Filling in the incentive void of democracy

It’s clear that democratization is not the panacea for the problems of developing countries. Elected leaders even lack some of the incentives for good leadership that unelected leaders have, since their terms are limited and their rule is a short saga in the history books. Problems that demand solutions that exceed the term of the elected executive can easily be ignored. Sudanese-born telecommunications billionaire Mo Ibrahim seems to have have a solution to this: his own Mo Ibrahim Prize for Achievement in African Leadership. An African himself, it is easy to see that Ibrahim wants to to see his continent prosper. For maximum impact, he has made a monetary surgical strike: paying the leaders themselves to actually care about their country’s prosperity and future. A generous sum, $5 million US plus a $200,000 US yearly payment, is awarded to leaders of African nations who have recently left office, and who:

  • Have developed their countries, lifted people out of poverty and paved the way for sustainable and equitable prosperity
  • Are exceptional role models for the continent
  • Ensure that Africa continues to benefit from the experience and expertise of exceptional leaders when they leave national office, by enabling them to continue in other public roles on the continent

All of these criteria are apparently geared towards incentivizing leadership that is focused on the good to come after the statesman leaves office. Kicking the can down the road, which is de rigeur for elected officials, is no longer possible with the independent oversight of the Ibrahim Foundation. Politicians normally serve the interests of their parties or themselves. In poor countries governments are at their most predatory, being, as Mark Lutter pointed out, the major culprit behind third world squalor. Spinning, rhetoric, and political grandstanding, which work on the voting public, presumably do not work for the award committee of the Ibrahim Foundation, which is entrusted with handling millions upon millions of dollars.

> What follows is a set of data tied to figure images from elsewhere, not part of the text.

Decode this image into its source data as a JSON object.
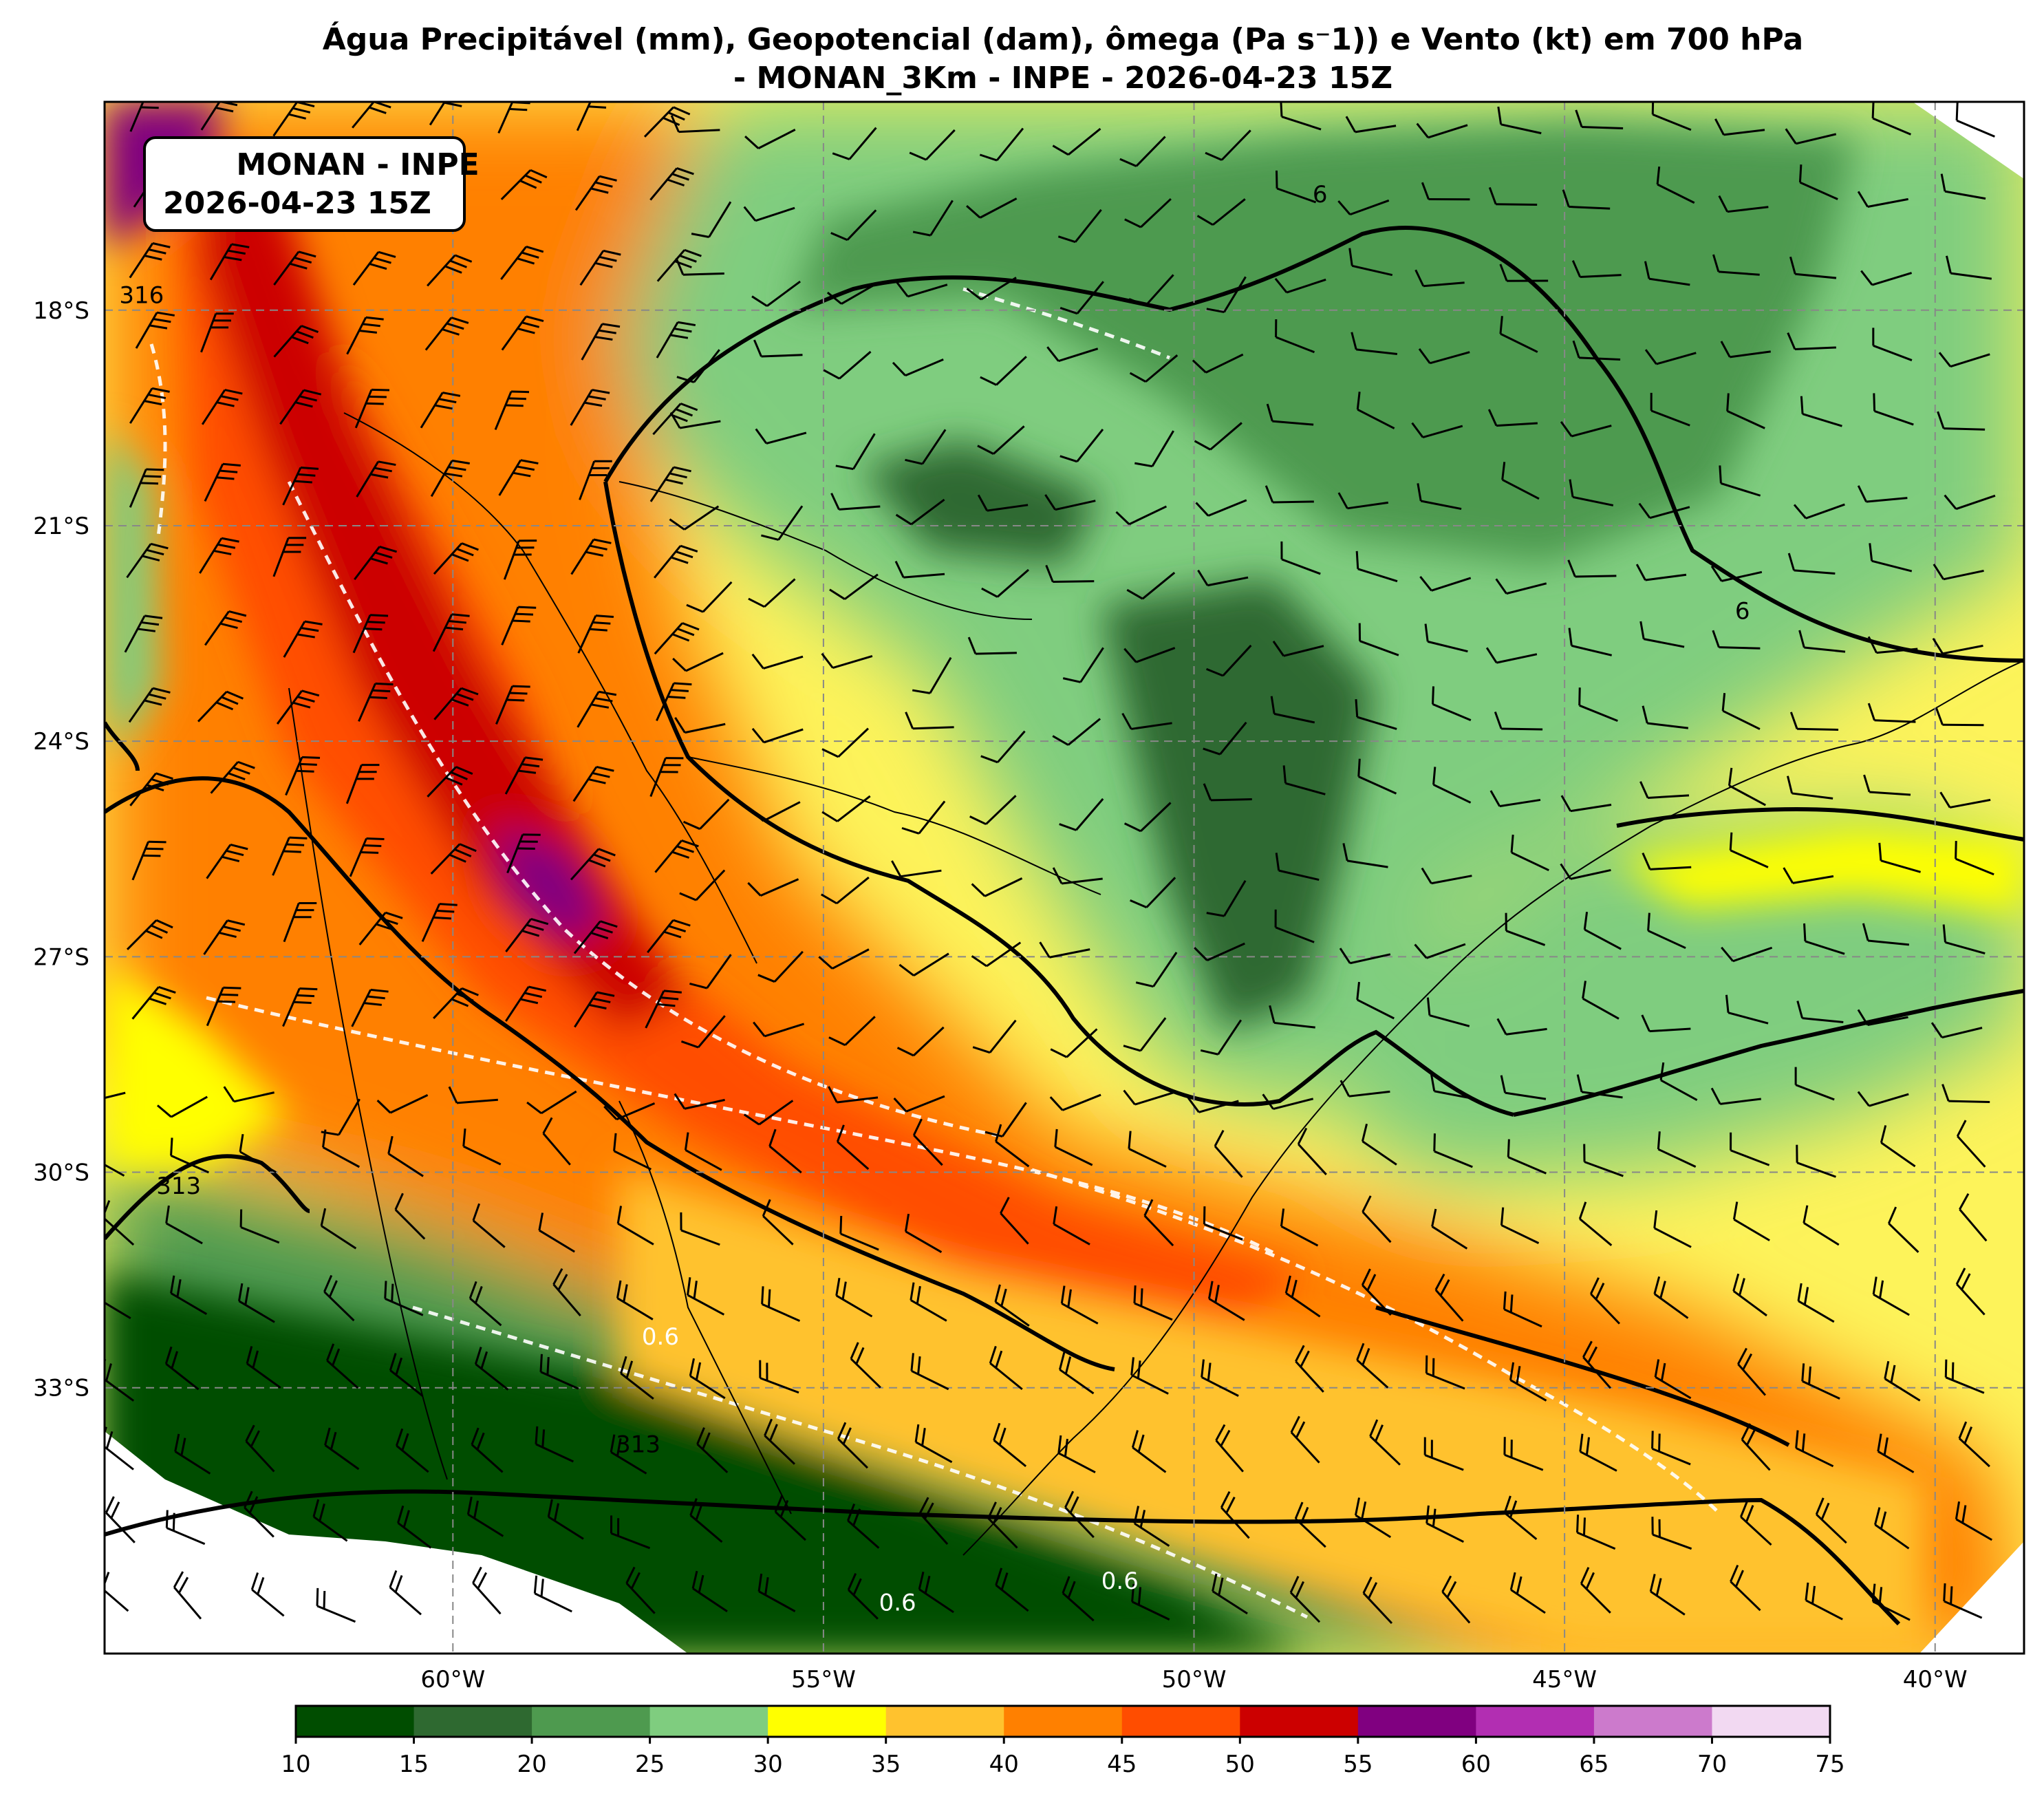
{
  "title": {
    "line1": "Água Precipitável (mm), Geopotencial (dam), ômega (Pa s⁻1)) e Vento (kt) em 700 hPa",
    "line2": "- MONAN_3Km - INPE - 2026-04-23 15Z"
  },
  "info_box": {
    "line1": "MONAN - INPE",
    "line2": "2026-04-23 15Z"
  },
  "map": {
    "lon_range": [
      -64.7,
      -38.8
    ],
    "lat_range": [
      -36.7,
      -15.1
    ],
    "lon_ticks": [
      {
        "value": -60,
        "label": "60°W"
      },
      {
        "value": -55,
        "label": "55°W"
      },
      {
        "value": -50,
        "label": "50°W"
      },
      {
        "value": -45,
        "label": "45°W"
      },
      {
        "value": -40,
        "label": "40°W"
      }
    ],
    "lat_ticks": [
      {
        "value": -18,
        "label": "18°S"
      },
      {
        "value": -21,
        "label": "21°S"
      },
      {
        "value": -24,
        "label": "24°S"
      },
      {
        "value": -27,
        "label": "27°S"
      },
      {
        "value": -30,
        "label": "30°S"
      },
      {
        "value": -33,
        "label": "33°S"
      }
    ],
    "gridlines": true,
    "contour_labels": [
      {
        "text": "316",
        "lon": -64.2,
        "lat": -17.9
      },
      {
        "text": "313",
        "lon": -63.7,
        "lat": -30.3
      },
      {
        "text": "313",
        "lon": -57.5,
        "lat": -33.9
      },
      {
        "text": "0.6",
        "lon": -57.2,
        "lat": -32.4
      },
      {
        "text": "0.6",
        "lon": -54.0,
        "lat": -36.1
      },
      {
        "text": "0.6",
        "lon": -51.0,
        "lat": -35.8
      },
      {
        "text": "6",
        "lon": -48.3,
        "lat": -16.5
      },
      {
        "text": "6",
        "lon": -42.6,
        "lat": -22.3
      }
    ]
  },
  "colorbar": {
    "ticks": [
      "10",
      "15",
      "20",
      "25",
      "30",
      "35",
      "40",
      "45",
      "50",
      "55",
      "60",
      "65",
      "70",
      "75"
    ],
    "colors": [
      "#004d00",
      "#2e6930",
      "#4e9a4f",
      "#7fcd7f",
      "#ffff00",
      "#ffc22e",
      "#ff8000",
      "#ff4d00",
      "#cc0000",
      "#800080",
      "#b22eb2",
      "#cc7acc",
      "#f2d9f2"
    ]
  },
  "legend_colors": {
    "land_outline": "#000000",
    "geopotential_contour": "#000000",
    "omega_contour": "#ffffff",
    "wind_barb": "#000000"
  }
}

What exactly is the subtext of this award? It is that political systems, on their own, are not built to act in the interest of the nations that they control. The much vaunted democratic political system has not brought African nations to the promised land. So why does the Foundation require that leaders who receive the award to be democratically elected? To the naive, this might be seen as an encouragement of democratic leadership, which is certainly a better alternative to dictatorship. I would guess that Ibrahim also wants to in fact fix democracy and all its misplaced incentives, having the requirement of a democratic election in order pinpoint these problems, and using his wealth to tip the scales from favoring government to favoring society.